Рядом с новоиспеченным императором сидела хорошо сложенная молодая женщина с густыми каштановыми волосами, изящными руками и умными живыми глазами на высоком лбу. Она не была красавицей, как покойная императрица, но и сейчас, и много позже все находили ее необыкновенно привлекательной. Ее глаза были заплаканы, на ней было траурное платье, и она с опаской поглядывала по сторонам, пытаясь понять, как следует себя вести в новых обстоятельствах. Это была жена Петра III Екатерина Алексеевна, которой всего через шесть месяцев суждено было стать самодержавной императрицей Екатериной II…
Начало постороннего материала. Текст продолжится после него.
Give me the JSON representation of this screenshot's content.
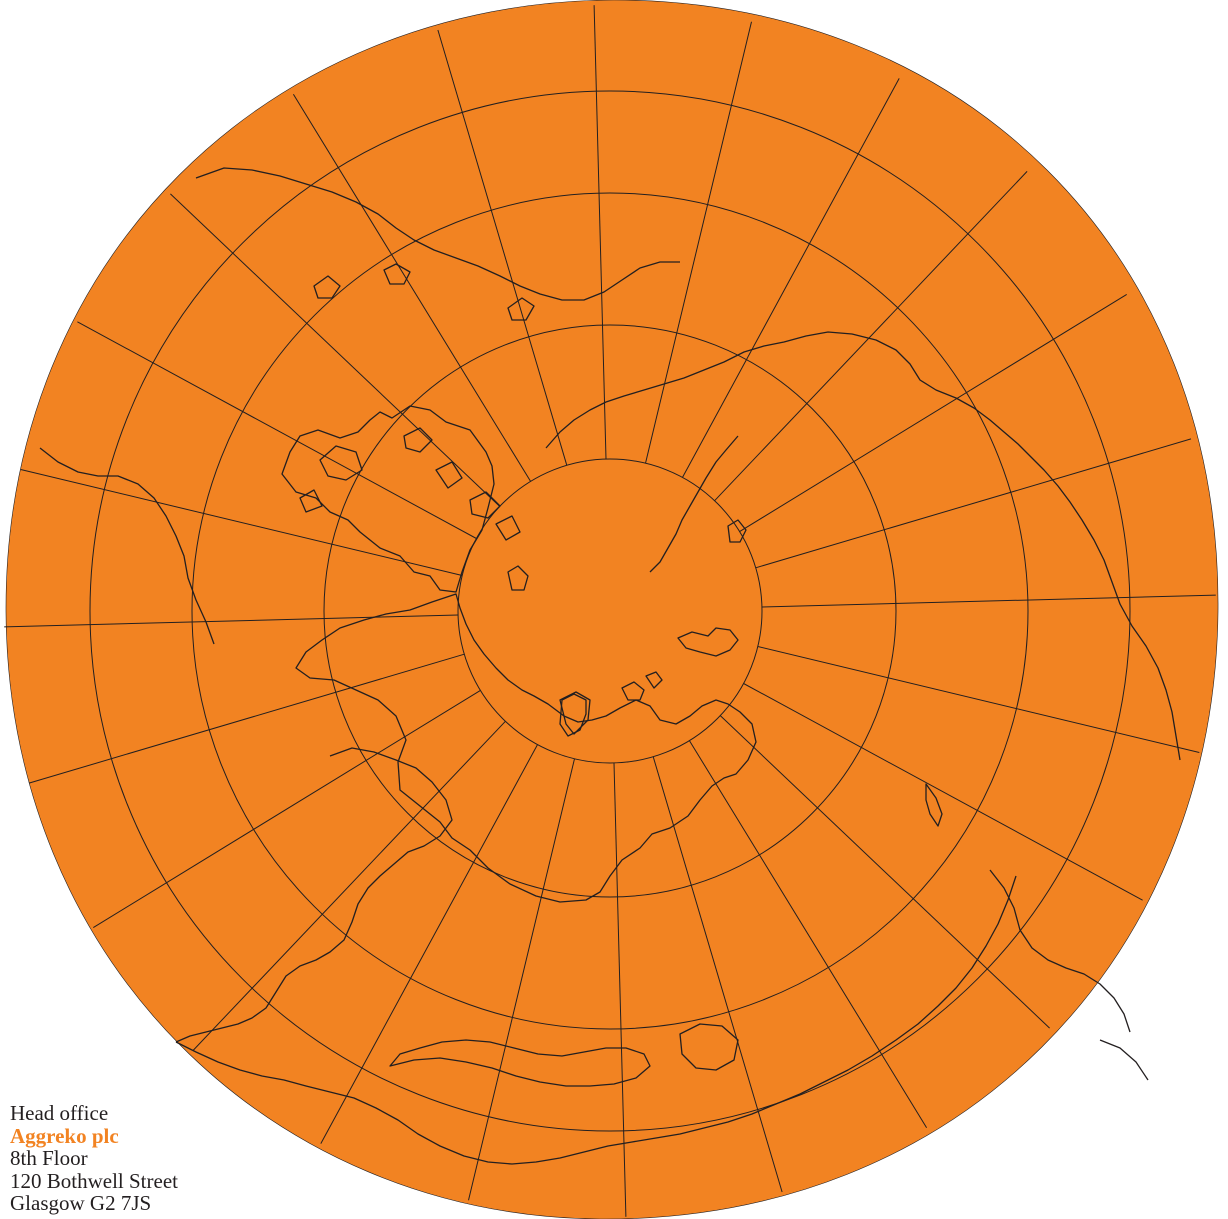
{
  "map": {
    "projection": "polar-azimuthal-north",
    "ocean_fill_color": "#f28322",
    "line_color": "#231f20",
    "background_color": "#ffffff",
    "graticule": true,
    "coastlines": true
  },
  "address": {
    "heading": "Head office",
    "company": "Aggreko plc",
    "line1": "8th Floor",
    "line2": "120 Bothwell Street",
    "line3": "Glasgow G2 7JS"
  }
}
Давно уже стало традицией, приводя девичье имя и титул будущей Екатерины Великой, родившейся 21 апреля 1729 г., отмечать ее «незнатное происхождение». В действительности София Августа Фредерика, принцесса Ангальт-Цербстская, родилась в семье хоть и небогатой, но достаточно известной. Правда, таких «владетельных семейств» в раздробленной в ту пору Германии было немало. И так же как отец Екатерины, принц Христиан Август, многие их представители находились на службе у прусского короля. В момент рождения дочери принц Ангальт-Цербстский командовал полком, расквартированным в Штеттине (ныне г. Щецин в Польше), и имел генеральский чин, а позднее стал фельдмаршалом и комендантом этого города. Мать же Екатерины, принцесса Иоганна Елизавета, принадлежала к Голштейн-Готторпскому княжескому дому. Ее отец был младшим братом герцога Голштинского Фридриха IV и после его смерти в 1702 г. стал регентом при малолетнем герцоге и своем племяннике Карле Фридрихе, том самом, который впоследствии женился на дочери Петра Великого Анне и был отцом Петра III. Родной брат принцессы Иоганны Елизаветы (и соответственно дядя Екатерины) Адольф Фридрих в 1751 г. стал шведским королем. Двадцать лет спустя его сменил его сын Густав III, двоюродный брат Екатерины. Другой брат Иоганны Елизаветы, Карл Август, был женихом цесаревны Елизаветы Петровны. Он умер в Петербурге в 1728 г., не успев обвенчаться со своей невестой, и она на всю жизнь сохранила о нем романтические воспоминания.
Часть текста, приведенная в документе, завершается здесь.